In 1994, Awford suffered a succession of injuries, including a broken leg, which kept him from playing for 14 months. He went on to play in subsequent campaigns, but further injuries throughout the 2000–01 season led him to retire from professional football at the age of 28. His last competitive appearance for "Pompey" came against Queens Park Rangers on 4 November 2000.

==Coaching career==
After retiring, Awford took up the position of chief scout and later reserve team manager at Portsmouth. In April 2006, he was appointed the first team coach at Oxford United under his former Portsmouth manager Jim Smith and in June 2008 became assistant manager of Bognor Regis Town. Awford resigned along with manager Mick Jenkins in January 2009.

He obtained a UEFA 'A' Licence and worked as a PE Teacher in Petersfield before returning to Portsmouth as the club's Academy Manager in February 2011. Following Michael Appleton's move to Blackpool in November 2012, Guy Whittingham was made caretaker manager of Portsmouth with Awford appointed as his assistant. Despite being given only temporary roles, the pair remained in charge for the rest of the 2012–13 season. In June 2013 Awford graduated from The FA Professional / Elite level 5 accreditation. In November 2013, Whittingham, who had been named as permanent manager, was sacked and Awford named as caretaker manager. On 9 December, Richie Barker was named as permanent manager with Awford returning to work with the club's academy.
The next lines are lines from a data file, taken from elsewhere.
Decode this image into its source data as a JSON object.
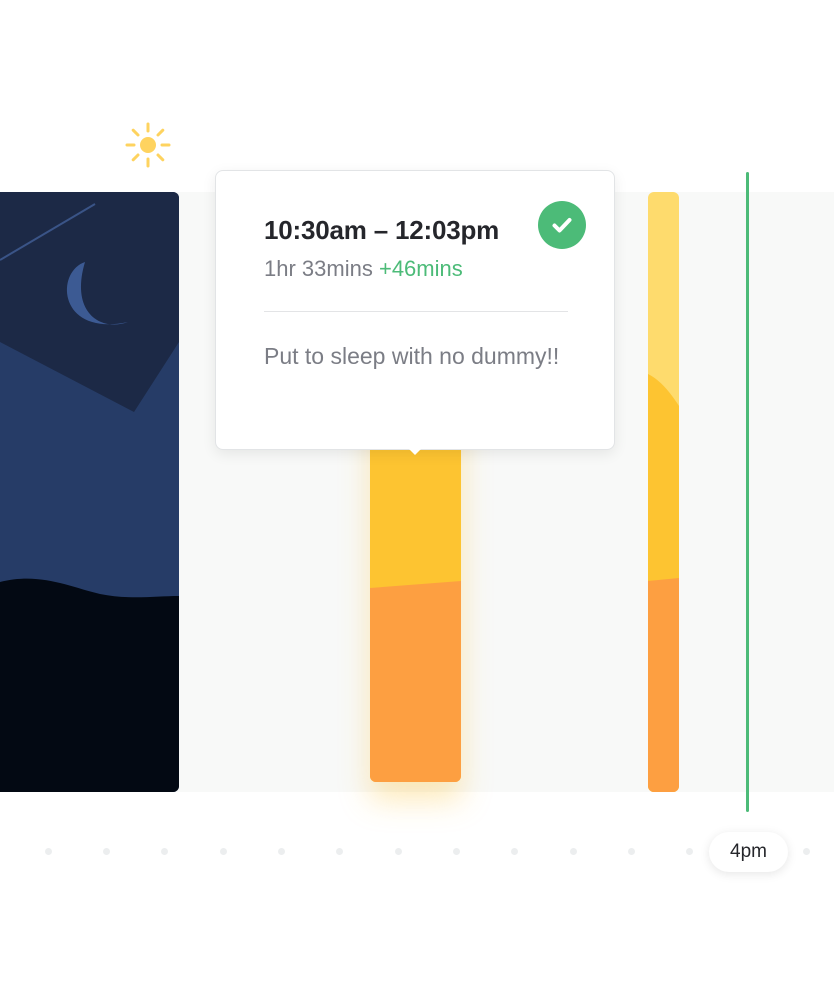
{
  "icons": {
    "sun": "sun-icon",
    "moon": "moon-icon",
    "check": "check-icon"
  },
  "colors": {
    "sun": "#fed35f",
    "night_dark": "#1c2946",
    "night_mid": "#263c67",
    "night_bottom": "#030913",
    "moon": "#3c5a93",
    "nap_yellow": "#fdc431",
    "nap_orange": "#fd9f41",
    "nap_light": "#fedb6d",
    "now_line": "#4cbb78",
    "check_badge": "#4cbb78"
  },
  "popover": {
    "time_range": "10:30am – 12:03pm",
    "duration": "1hr 33mins",
    "delta": "+46mins",
    "note": "Put to sleep with no dummy!!",
    "completed": true
  },
  "timeline": {
    "now_label": "4pm"
  }
}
On 27 March 2014, Barker left on mutual terms and Awford was named caretaker manager until the end of the 2013–14 season. Awford won his first five matches in charge to ensure Portsmouth would avoid relegation from The Football League. Awford subsequently won April's League Two Manager of the Month.
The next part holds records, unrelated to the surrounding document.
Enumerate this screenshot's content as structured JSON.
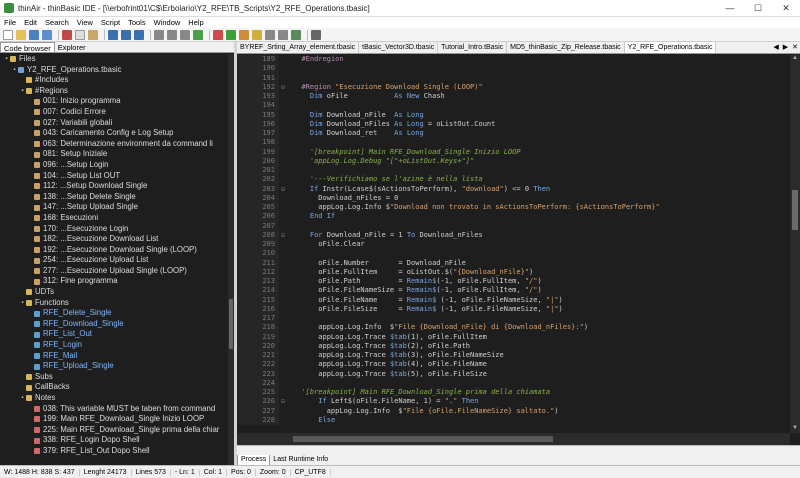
{
  "window": {
    "title": "thinAir - thinBasic IDE - [\\\\erbofrint01\\C$\\Erbolario\\Y2_RFE\\TB_Scripts\\Y2_RFE_Operations.tbasic]",
    "minimize": "—",
    "maximize": "☐",
    "close": "✕"
  },
  "menu": [
    "File",
    "Edit",
    "Search",
    "View",
    "Script",
    "Tools",
    "Window",
    "Help"
  ],
  "left_panel": {
    "tabs": [
      "Code browser",
      "Explorer"
    ],
    "tree": [
      {
        "indent": 0,
        "exp": "▪",
        "icon": "folder",
        "label": "Files"
      },
      {
        "indent": 1,
        "exp": "▪",
        "icon": "file",
        "label": "Y2_RFE_Operations.tbasic"
      },
      {
        "indent": 2,
        "exp": "",
        "icon": "folder",
        "label": "#Includes"
      },
      {
        "indent": 2,
        "exp": "▪",
        "icon": "folder",
        "label": "#Regions"
      },
      {
        "indent": 3,
        "exp": "",
        "icon": "region",
        "label": "001: Inizio programma"
      },
      {
        "indent": 3,
        "exp": "",
        "icon": "region",
        "label": "007: Codici Errore"
      },
      {
        "indent": 3,
        "exp": "",
        "icon": "region",
        "label": "027: Variabili globali"
      },
      {
        "indent": 3,
        "exp": "",
        "icon": "region",
        "label": "043: Caricamento Config e Log Setup"
      },
      {
        "indent": 3,
        "exp": "",
        "icon": "region",
        "label": "063: Determinazione environment da command li"
      },
      {
        "indent": 3,
        "exp": "",
        "icon": "region",
        "label": "081: Setup Iniziale"
      },
      {
        "indent": 3,
        "exp": "",
        "icon": "region",
        "label": "096: ...Setup Login"
      },
      {
        "indent": 3,
        "exp": "",
        "icon": "region",
        "label": "104: ...Setup List OUT"
      },
      {
        "indent": 3,
        "exp": "",
        "icon": "region",
        "label": "112: ...Setup Download Single"
      },
      {
        "indent": 3,
        "exp": "",
        "icon": "region",
        "label": "138: ...Setup Delete Single"
      },
      {
        "indent": 3,
        "exp": "",
        "icon": "region",
        "label": "147: ...Setup Upload Single"
      },
      {
        "indent": 3,
        "exp": "",
        "icon": "region",
        "label": "168: Esecuzioni"
      },
      {
        "indent": 3,
        "exp": "",
        "icon": "region",
        "label": "170: ...Esecuzione Login"
      },
      {
        "indent": 3,
        "exp": "",
        "icon": "region",
        "label": "182: ...Esecuzione Download List"
      },
      {
        "indent": 3,
        "exp": "",
        "icon": "region",
        "label": "192: ...Esecuzione Download Single (LOOP)"
      },
      {
        "indent": 3,
        "exp": "",
        "icon": "region",
        "label": "254: ...Esecuzione Upload List"
      },
      {
        "indent": 3,
        "exp": "",
        "icon": "region",
        "label": "277: ...Esecuzione Upload Single (LOOP)"
      },
      {
        "indent": 3,
        "exp": "",
        "icon": "region",
        "label": "312: Fine programma"
      },
      {
        "indent": 2,
        "exp": "",
        "icon": "folder",
        "label": "UDTs"
      },
      {
        "indent": 2,
        "exp": "▪",
        "icon": "folder",
        "label": "Functions"
      },
      {
        "indent": 3,
        "exp": "",
        "icon": "func",
        "label": "RFE_Delete_Single",
        "fn": true
      },
      {
        "indent": 3,
        "exp": "",
        "icon": "func",
        "label": "RFE_Download_Single",
        "fn": true
      },
      {
        "indent": 3,
        "exp": "",
        "icon": "func",
        "label": "RFE_List_Out",
        "fn": true
      },
      {
        "indent": 3,
        "exp": "",
        "icon": "func",
        "label": "RFE_Login",
        "fn": true
      },
      {
        "indent": 3,
        "exp": "",
        "icon": "func",
        "label": "RFE_Mail",
        "fn": true
      },
      {
        "indent": 3,
        "exp": "",
        "icon": "func",
        "label": "RFE_Upload_Single",
        "fn": true
      },
      {
        "indent": 2,
        "exp": "",
        "icon": "folder",
        "label": "Subs"
      },
      {
        "indent": 2,
        "exp": "",
        "icon": "folder",
        "label": "CallBacks"
      },
      {
        "indent": 2,
        "exp": "▪",
        "icon": "folder",
        "label": "Notes"
      },
      {
        "indent": 3,
        "exp": "",
        "icon": "note",
        "label": "038: This variable MUST be taben from command"
      },
      {
        "indent": 3,
        "exp": "",
        "icon": "note",
        "label": "199: Main RFE_Download_Single Inizio LOOP"
      },
      {
        "indent": 3,
        "exp": "",
        "icon": "note",
        "label": "225: Main RFE_Download_Single prima della chiar"
      },
      {
        "indent": 3,
        "exp": "",
        "icon": "note",
        "label": "338: RFE_Login Dopo Shell"
      },
      {
        "indent": 3,
        "exp": "",
        "icon": "note",
        "label": "379: RFE_List_Out Dopo Shell"
      }
    ]
  },
  "editor": {
    "tabs": [
      "BYREF_Srting_Array_element.tbasic",
      "tBasic_Vector3D.tbasic",
      "Tutorial_Intro.tBasic",
      "MD5_thinBasic_Zip_Release.tbasic",
      "Y2_RFE_Operations.tbasic"
    ],
    "active_tab": 4,
    "lines": [
      {
        "n": "189",
        "f": "",
        "h": "  <span class='meta'>#Endregion</span>"
      },
      {
        "n": "190",
        "f": "",
        "h": ""
      },
      {
        "n": "191",
        "f": "",
        "h": ""
      },
      {
        "n": "192",
        "f": "⊟",
        "h": "  <span class='meta'>#Region</span> <span class='str'>\"Esecuzione Download Single (LOOP)\"</span>"
      },
      {
        "n": "193",
        "f": "",
        "h": "    <span class='kw'>Dim</span> oFile           <span class='kw'>As New</span> Chash"
      },
      {
        "n": "194",
        "f": "",
        "h": ""
      },
      {
        "n": "195",
        "f": "",
        "h": "    <span class='kw'>Dim</span> Download_nFile  <span class='kw'>As Long</span>"
      },
      {
        "n": "196",
        "f": "",
        "h": "    <span class='kw'>Dim</span> Download_nFiles <span class='kw'>As Long</span> = oListOut.Count"
      },
      {
        "n": "197",
        "f": "",
        "h": "    <span class='kw'>Dim</span> Download_ret    <span class='kw'>As Long</span>"
      },
      {
        "n": "198",
        "f": "",
        "h": ""
      },
      {
        "n": "199",
        "f": "",
        "h": "    <span class='com'>'[breakpoint] Main RFE_Download_Single Inizio LOOP</span>"
      },
      {
        "n": "200",
        "f": "",
        "h": "    <span class='com'>'appLog.Log.Debug \"[\"+oListOut.Keys+\"]\"</span>"
      },
      {
        "n": "201",
        "f": "",
        "h": ""
      },
      {
        "n": "202",
        "f": "",
        "h": "    <span class='com'>'---Verifichiamo se l'azine è nella lista</span>"
      },
      {
        "n": "203",
        "f": "⊟",
        "h": "    <span class='kw'>If</span> Instr(Lcase$(sActionsToPerform), <span class='str'>\"download\"</span>) &lt;= 0 <span class='kw'>Then</span>"
      },
      {
        "n": "204",
        "f": "",
        "h": "      Download_nFiles = 0"
      },
      {
        "n": "205",
        "f": "",
        "h": "      appLog.Log.Info $<span class='str'>\"Download non trovato in sActionsToPerform: {sActionsToPerform}\"</span>"
      },
      {
        "n": "206",
        "f": "",
        "h": "    <span class='kw'>End If</span>"
      },
      {
        "n": "207",
        "f": "",
        "h": ""
      },
      {
        "n": "208",
        "f": "⊟",
        "h": "    <span class='kw'>For</span> Download_nFile = 1 <span class='kw'>To</span> Download_nFiles"
      },
      {
        "n": "209",
        "f": "",
        "h": "      oFile.Clear"
      },
      {
        "n": "210",
        "f": "",
        "h": ""
      },
      {
        "n": "211",
        "f": "",
        "h": "      oFile.Number       = Download_nFile"
      },
      {
        "n": "212",
        "f": "",
        "h": "      oFile.FullItem     = oListOut.$(<span class='str'>\"{Download_nFile}\"</span>)"
      },
      {
        "n": "213",
        "f": "",
        "h": "      oFile.Path         = <span class='kw'>Remain$</span>(-1, oFile.FullItem, <span class='str'>\"/\"</span>)"
      },
      {
        "n": "214",
        "f": "",
        "h": "      oFile.FileNameSize = <span class='kw'>Remain$</span>(-1, oFile.FullItem, <span class='str'>\"/\"</span>)"
      },
      {
        "n": "215",
        "f": "",
        "h": "      oFile.FileName     = <span class='kw'>Remain$</span> (-1, oFile.FileNameSize, <span class='str'>\"|\"</span>)"
      },
      {
        "n": "216",
        "f": "",
        "h": "      oFile.FileSize     = <span class='kw'>Remain$</span> (-1, oFile.FileNameSize, <span class='str'>\"|\"</span>)"
      },
      {
        "n": "217",
        "f": "",
        "h": ""
      },
      {
        "n": "218",
        "f": "",
        "h": "      appLog.Log.Info  $<span class='str'>\"File {Download_nFile} di {Download_nFiles}:\"</span>)"
      },
      {
        "n": "219",
        "f": "",
        "h": "      appLog.Log.Trace <span class='kw'>$tab</span>(1), oFile.FullItem"
      },
      {
        "n": "220",
        "f": "",
        "h": "      appLog.Log.Trace <span class='kw'>$tab</span>(2), oFile.Path"
      },
      {
        "n": "221",
        "f": "",
        "h": "      appLog.Log.Trace <span class='kw'>$tab</span>(3), oFile.FileNameSize"
      },
      {
        "n": "222",
        "f": "",
        "h": "      appLog.Log.Trace <span class='kw'>$tab</span>(4), oFile.FileName"
      },
      {
        "n": "223",
        "f": "",
        "h": "      appLog.Log.Trace <span class='kw'>$tab</span>(5), oFile.FileSize"
      },
      {
        "n": "224",
        "f": "",
        "h": ""
      },
      {
        "n": "225",
        "f": "",
        "h": "  <span class='com'>'[breakpoint] Main RFE_Download_Single prima della chiamata</span>"
      },
      {
        "n": "226",
        "f": "⊟",
        "h": "      <span class='kw'>If</span> Left$(oFile.FileName, 1) = <span class='str'>\".\"</span> <span class='kw'>Then</span>"
      },
      {
        "n": "227",
        "f": "",
        "h": "        appLog.Log.Info  $<span class='str'>\"File {oFile.FileNameSize} saltato.\"</span>)"
      },
      {
        "n": "228",
        "f": "",
        "h": "      <span class='kw'>Else</span>"
      }
    ]
  },
  "bottom_tabs": [
    "Process",
    "Last Runtime Info"
  ],
  "status": {
    "size": "W: 1488 H: 838 S: 437",
    "length": "Lenght 24173",
    "lines": "Lines 573",
    "ln": "- Ln: 1",
    "col": "Col: 1",
    "pos": "Pos: 0",
    "zoom": "Zoom: 0",
    "enc": "CP_UTF8"
  },
  "colors": {
    "editor_bg": "#1e1e1e",
    "keyword": "#7aa6e0",
    "string": "#d8a26a",
    "comment": "#8ab04a"
  }
}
On 1 May 2014, it was announced that Awford would be appointed as Portsmouth manager on a permanent basis on a one-year rolling contract. Awford won the League Two Manager of the Month award for February during the 2014–15 season following an unbeaten month, guiding the club to four wins and two draws. However, a poor run of form in the next ten games led to Awford leaving Portsmouth by mutual consent on 13 April 2015, with the club sitting in 14th position in the table.
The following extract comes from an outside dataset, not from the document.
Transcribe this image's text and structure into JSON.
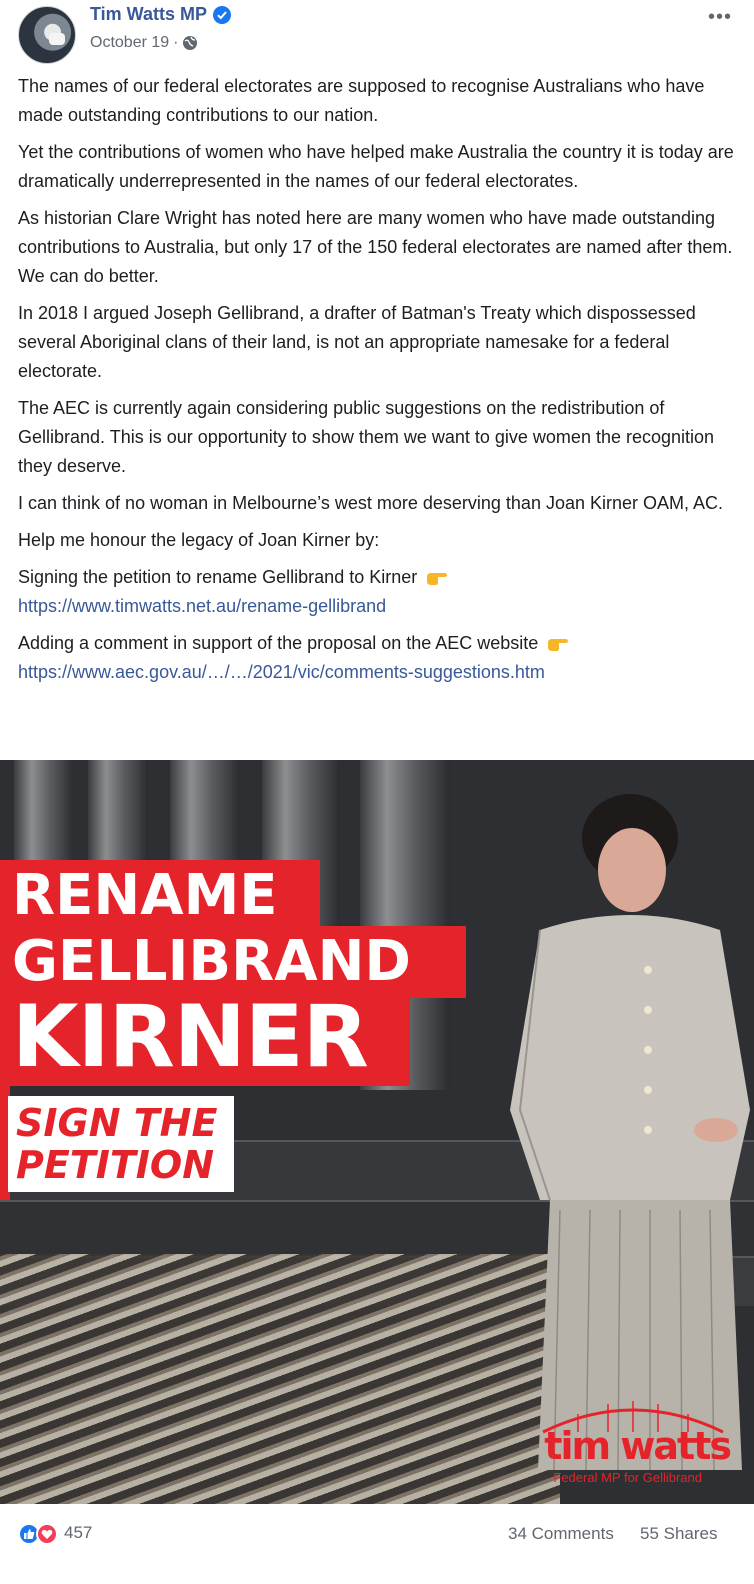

On 26 June 2015, Awford joined Luton Town as Youth Academy and Development Manager. Awford took over as caretaker manager following John Still's sacking in December 2015, leading the club to one win, a draw and two losses. Awford returned to his academy role following the appointment of Nathan Jones as permanent Luton manager in January 2016. Awford left Luton in April 2022.

==Managerial statistics==

Managerial record by team and tenure
| Team | From | To | Record |  |  |  |  |
| P | W | D | L | Win % |
| Portsmouth (caretaker) | 25 November 2013 | 9 December 2013 | 3 | 0 | 2 | 1 | 000.0 |
| Portsmouth (caretaker) | 27 March 2014 | 1 May 2014 | 7 | 5 | 2 | 0 | 071.4 |
| Portsmouth | 1 May 2014 | 13 April 2015 | 48 | 15 | 15 | 18 | 031.3 |
| Luton Town (caretaker) | 17 December 2015 | 6 January 2016 | 4 | 1 | 1 | 2 | 025.0 |
| Total |  |  | 62 | 21 | 20 | 21 | 033.9 |

==Honours==

- Individual
- League Two Manager of the Month (2): April 2014, February 2015

==Personal life==
Awford has a son, Nick, who progressed through the Portsmouth Academy and currently plays for Farnborough.